Fanatics opened its Boulder office, which handles technology operations, one year ago.

Why online sports retailer Fanatics chose Boulder for its tech hub

BOULDER — Fanatics Inc. might be thought of as a sports merchandising giant or as a manufacturer, but at its heart, the e-commerce business thinks of itself as a tech company.

Its tech operations are located in Boulder, which has been open for a year and is growing rapidly.

Fanatics manufactures sports apparel and memorabilia for more than 150 sports teams, including the Denver Broncos.

“Fanatics is a tech company at heart,” said Jim Oxenhandler, director of engineering for Fanatics. “Everything we’re doing is deep in technology. We have multiple locations, but here in Boulder, we’re concentrating on creating innovative tech by creating a seamless supply-chain system.”

Fanatics operates more than 300 online and offline stores, including managing ecommerce for all major professional sports leagues such as the NFL, NBA, MLB and others, as well as media companies such as NBC Sports. Fanatics handles ecommerce and retail for more than 150 collegiate and professional sports teams, including the Denver Broncos, the Colorado Rockies and the Colorado Avalanche. The company also works for international teams and leagues.

While manufacturing sports apparel and memorabilia on that scale is challenging, creating and managing the online resources to manufacture those goods is just as difficult.

That’s where Oxenhandler and the Boulder team come in.

Fanatics tries to have a fun atmosphere in its office, conducive to the sports merchandising it does.

Take an event such as  the Super Bowl, where shirts and memorabilia commemorating the winner are ordered immediately by fans and even worn by players as soon as the game is over. It used to be that companies had to use the wasteful method of printing goods for both teams, never selling the items with the losing team on it.

Using technology, there’s a better way.

“When the Super Bowl ends, we have to have products in trucks that night,” Oxenhandler said. “It’s a very interesting problem to have. We use predictive analytics and data mining to identify trends on how much [goods] to create.”

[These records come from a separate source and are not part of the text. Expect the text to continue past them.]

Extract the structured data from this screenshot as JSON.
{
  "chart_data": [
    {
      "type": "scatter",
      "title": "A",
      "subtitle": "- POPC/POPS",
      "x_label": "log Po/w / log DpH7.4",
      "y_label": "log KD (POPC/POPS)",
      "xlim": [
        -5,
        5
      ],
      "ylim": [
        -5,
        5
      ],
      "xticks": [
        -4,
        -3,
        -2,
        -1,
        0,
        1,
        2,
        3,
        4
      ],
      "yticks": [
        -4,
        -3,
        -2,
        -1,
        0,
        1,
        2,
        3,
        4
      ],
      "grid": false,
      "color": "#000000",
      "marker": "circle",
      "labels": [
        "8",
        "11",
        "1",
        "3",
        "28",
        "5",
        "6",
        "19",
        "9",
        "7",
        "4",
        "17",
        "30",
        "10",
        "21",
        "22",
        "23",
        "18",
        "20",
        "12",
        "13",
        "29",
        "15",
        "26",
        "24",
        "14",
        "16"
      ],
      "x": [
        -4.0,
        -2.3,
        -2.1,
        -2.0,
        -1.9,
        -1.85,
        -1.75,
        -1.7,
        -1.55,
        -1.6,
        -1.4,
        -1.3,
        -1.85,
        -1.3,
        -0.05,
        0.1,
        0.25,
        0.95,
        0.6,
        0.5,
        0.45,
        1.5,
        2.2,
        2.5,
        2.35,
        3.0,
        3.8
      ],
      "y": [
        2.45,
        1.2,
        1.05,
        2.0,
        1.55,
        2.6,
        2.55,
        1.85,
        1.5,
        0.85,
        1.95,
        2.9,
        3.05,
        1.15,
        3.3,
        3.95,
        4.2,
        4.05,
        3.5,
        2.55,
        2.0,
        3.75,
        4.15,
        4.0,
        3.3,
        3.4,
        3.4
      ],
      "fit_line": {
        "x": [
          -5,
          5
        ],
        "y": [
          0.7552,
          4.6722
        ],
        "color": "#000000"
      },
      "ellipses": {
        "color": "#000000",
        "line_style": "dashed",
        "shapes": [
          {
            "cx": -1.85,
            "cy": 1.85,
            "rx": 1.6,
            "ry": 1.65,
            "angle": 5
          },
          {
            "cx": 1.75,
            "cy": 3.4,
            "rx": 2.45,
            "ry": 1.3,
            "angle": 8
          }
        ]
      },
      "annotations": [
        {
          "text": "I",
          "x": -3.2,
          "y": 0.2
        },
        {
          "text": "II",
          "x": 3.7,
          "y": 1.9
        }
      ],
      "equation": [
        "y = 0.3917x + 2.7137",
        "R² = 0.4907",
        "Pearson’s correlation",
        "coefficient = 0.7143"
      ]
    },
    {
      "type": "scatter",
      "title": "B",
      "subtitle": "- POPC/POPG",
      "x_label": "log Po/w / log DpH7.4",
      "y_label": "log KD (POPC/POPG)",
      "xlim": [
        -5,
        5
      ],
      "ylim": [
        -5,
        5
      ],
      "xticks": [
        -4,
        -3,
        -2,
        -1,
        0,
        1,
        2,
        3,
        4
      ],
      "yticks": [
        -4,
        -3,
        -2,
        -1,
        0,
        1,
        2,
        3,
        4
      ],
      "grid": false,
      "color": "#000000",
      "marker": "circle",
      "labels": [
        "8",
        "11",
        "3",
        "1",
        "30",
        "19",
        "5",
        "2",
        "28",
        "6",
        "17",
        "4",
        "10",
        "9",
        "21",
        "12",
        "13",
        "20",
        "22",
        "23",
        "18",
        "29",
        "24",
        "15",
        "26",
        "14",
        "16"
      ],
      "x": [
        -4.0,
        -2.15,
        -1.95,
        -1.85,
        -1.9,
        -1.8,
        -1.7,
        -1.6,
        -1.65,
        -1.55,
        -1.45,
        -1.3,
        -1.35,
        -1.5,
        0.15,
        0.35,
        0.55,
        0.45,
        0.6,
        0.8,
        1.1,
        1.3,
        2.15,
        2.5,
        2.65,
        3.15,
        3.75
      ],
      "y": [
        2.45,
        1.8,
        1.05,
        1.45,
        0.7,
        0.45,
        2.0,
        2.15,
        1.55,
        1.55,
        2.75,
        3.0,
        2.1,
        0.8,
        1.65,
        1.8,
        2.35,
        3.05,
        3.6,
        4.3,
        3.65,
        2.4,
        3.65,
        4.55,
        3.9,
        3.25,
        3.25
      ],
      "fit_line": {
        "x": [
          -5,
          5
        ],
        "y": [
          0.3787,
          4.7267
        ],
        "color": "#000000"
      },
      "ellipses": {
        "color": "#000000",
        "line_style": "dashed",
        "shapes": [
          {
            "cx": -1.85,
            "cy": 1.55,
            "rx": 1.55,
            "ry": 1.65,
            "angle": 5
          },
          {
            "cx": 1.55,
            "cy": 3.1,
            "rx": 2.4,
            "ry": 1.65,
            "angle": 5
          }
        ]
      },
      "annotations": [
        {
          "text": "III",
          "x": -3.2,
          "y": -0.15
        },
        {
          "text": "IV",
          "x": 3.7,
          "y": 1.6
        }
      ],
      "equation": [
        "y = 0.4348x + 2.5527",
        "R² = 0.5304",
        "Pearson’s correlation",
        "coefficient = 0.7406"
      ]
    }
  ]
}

The company does print a limited amount of apparel with both teams as potential winners to have on-site to give to the winning team for the television broadcast. But the rest is being manufactured as the event is wrapping up so they can be put on trucks and shipped overnight.

Manufacturing that night isn’t the only big task going on for Fanatics. Oxenhandler said that during any major event, such as the Super Bowl, there are rooms full of Fanatics’ data scientists, engineers and product managers making sure that all the correct imagery and items are up on e-commerce sites for the team, NFL, Fanatics and other sports retailers. Rooms at its locations in Boulder, Jacksonville, Fla., and the Bay area in California with 30 to 40 people total are at the ready during those major sporting events.

“Technology comes into play,” he said. “We have systems built to quickly and efficiently get information out on the websites right away.”

Fanatics is responsible for running more than 300 partner websites, including those for all of the major sporting leagues, hundreds of professional and college teams and even some local sports teams.

Putting its technology hub in Boulder made sense to Fanatics, Oxenhandler said.

“There’s so much amazing tech talent here,” he said. “The talent pool is so large and tailored to our industry anyway, it’s a no brainer. Finding someone who likes tech and sports, you can throw a rock and hit 30. This market serves us very well.”

The company was named Business Insider’s No. 12 best place to work for 2017.

When Fanatics opened last year, there were 18 people in it. Now, it’s up to 30 and should be double its original employee count by the end of the summer.

“We’re so close to CU, Mines and CSU,” Oxenhandler said. “It gives us a really good pool to draw from.”

That tech talent will be useful for the challenges Fanatics faces, such as integrating the platforms and supply chain of its recent acquisitions, both international and domestic.

“We’re entering into wholesale, which is a new piece of business we’re building a platform for,” he said. “We’re doing that at a speed that is necessary for sports, and it’s a whole lot of fun. It’s very interesting. It keeps people coming to work here.”